Prenez en considération les sentiments de votre parent. Ce n’est pas facile de vieillir. Si vous regardez les choses du point de vue de votre proche et considérez que vous serez très probablement dans la même situation un jour, vous vous rendrez compte qu’il est plus intelligent de laisser aller les rancunes passées pouvant conduire à des conflits, et simplement pardonner.

Permettez parfois à votre parent de tenir les rênes. Bon nombre des défis qui se posent en termes de prestation de soins surviennent lorsque les parents ne se sentent plus utiles ou en contrôle. Comme vous le faites pour vos propres enfants, il est important de donner à votre parent un certain pouvoir dans la famille, en particulier lorsqu’il vit sous votre toit. Si possible, permettez-lui, de temps en temps, de planifier les repas ou de choisir les émissions de télévision ou les activités familiales.

Utilisez le renforcement positif. C’est facile de critiquer lorsque les choses ne vont pas bien, surtout si vous êtes débordé(e) et épuisé(e). Mais au lieu de vous plaindre lorsque les choses vont mal, essayez de féliciter votre proche lorsque les choses vont bien. Il y a des chances pour que votre parent désireux de vous plaire apprécie l’encouragement.

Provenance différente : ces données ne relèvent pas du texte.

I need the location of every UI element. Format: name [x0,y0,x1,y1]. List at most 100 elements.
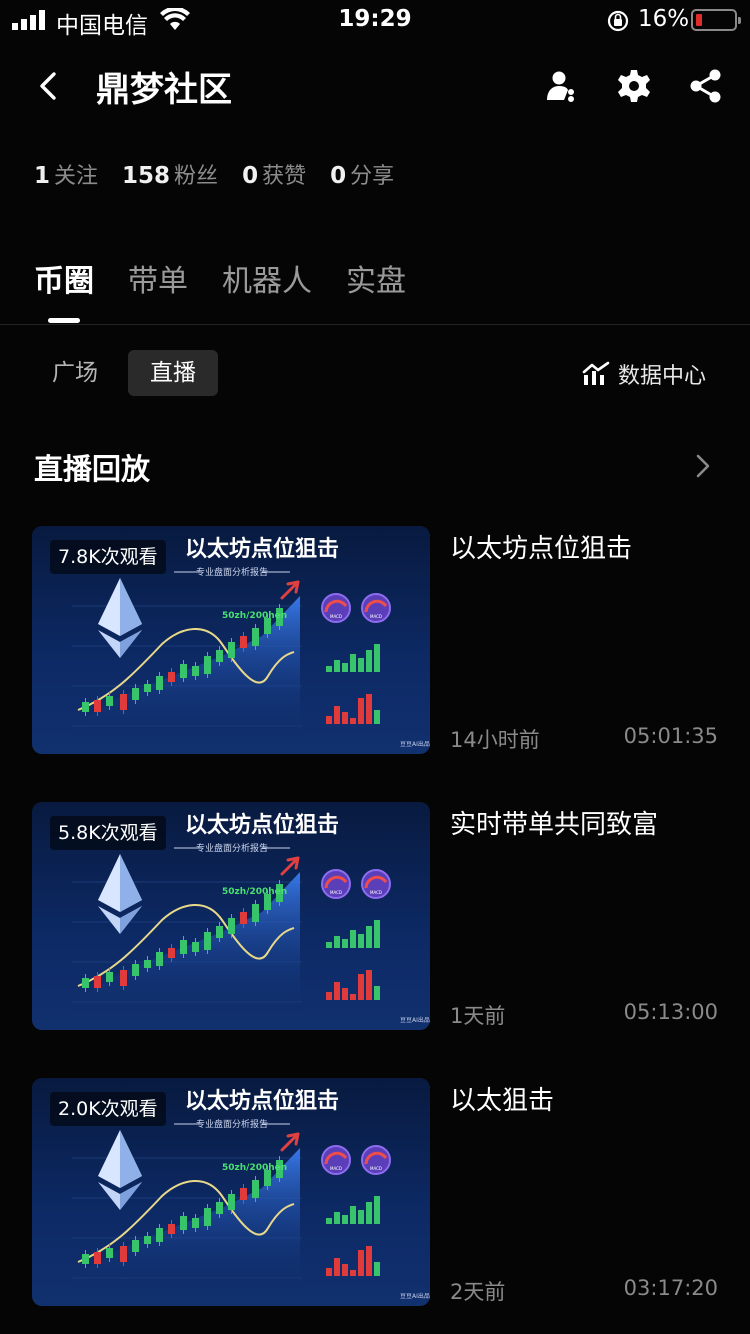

Favoriser l’autonomie de votre proche. Certaines personnes âgées préfèrent s’asseoir et être servies. Mais beaucoup d’autres préfèrent de loin faire les choses par eux-mêmes, lorsqu’elles le peuvent. Laisser vos parents effectuer les tâches dont ils sont physiquement capables, vous permettra de stimuler leur estime de soi et maintenir leur indépendance.

Reconsidérez vos arrangements. Si les conflits permanents avec votre parent ont un impact négatif sur votre santé et votre famille, vous pourriez vous retrouver dans l’obligation de prendre d’autres dispositions concernant sa prise en charge. Si votre proche habite sous votre toit, il devrait  peut-être aller vivre chez un autre membre de la famille ou emménager dans un centre de vie avec services. Si vous prodiguez la plupart des soins,  un autre membre de la famille pourrait peut-être prendre en charge une partie des tâches.